Bayesian Nonparametric Inference of Effective Population Size Trajectories from Genomic Data

Julia A. Palacios Roman

Final Exam

Phylodynamics is an area on the intersection of phylogenetics and population genetics that aims to reconstruct population size trajectories from genetic data.
Phylodynamic methods rely on a standard framework based on the coalescent, a stochastic process that generates genealogies connecting randomly sampled individuals from the population of interest.

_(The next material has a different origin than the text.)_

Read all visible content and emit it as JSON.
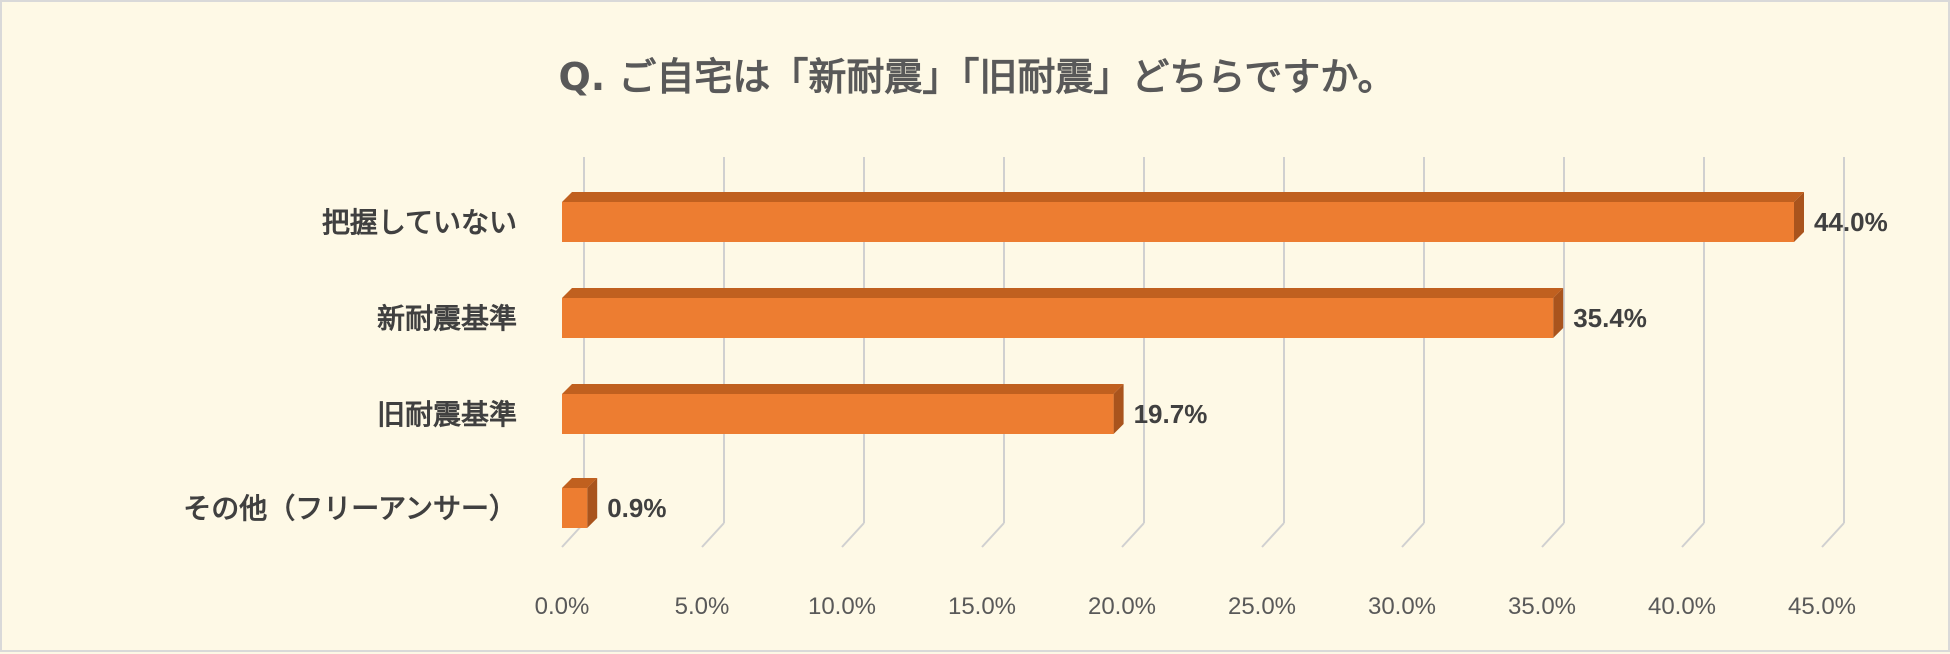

The shape of a genealogy is influenced by the effective population size trajectory and, under the coalescent framework, the times at which genealogical lineages coalesce contain information about population size dynamics. We show that these coalescent times can be viewed as realization of a point process and that estimation of population size trajectories is equivalent to estimating a conditional intensity of the coalescent point process. This thesis presents a Gaussian process-based Bayesian nonparametric approach to estimate effective population size trajectories. First, I summarize and discuss current approaches for estimation in phylodynamics. Next, I demonstrate how recent advances in Gaussian process-based nonparametric inference for Poisson processes can be extended to Bayesian nonparametric estimation of population size dynamics when the genealogy is assumed fixed. I compare our Gaussian process (GP) approach to one of the state of the art Gaussian Markov random field (GMRF) methods for estimating population trajectories. Next, I show that when a representative genealogy is available, perhaps estimated using one of the phylogenetic reconstruction methods, we can replace Markov chain Monte Carlo (MCMC) methods to perform inference by integrated nested Laplace approximation (INLA). This approximation, actively used in spatial statistics, results in recovery of population size trajectories that is much faster than current MCMC-based methods. However, the INLA algorithm cannot be generalized to a more realistic setting, where one starts with molecular data instead of a genealogy.
Therefore, I return to MCMC to extend the GP approach to infer population size trajectories from molecular data directly.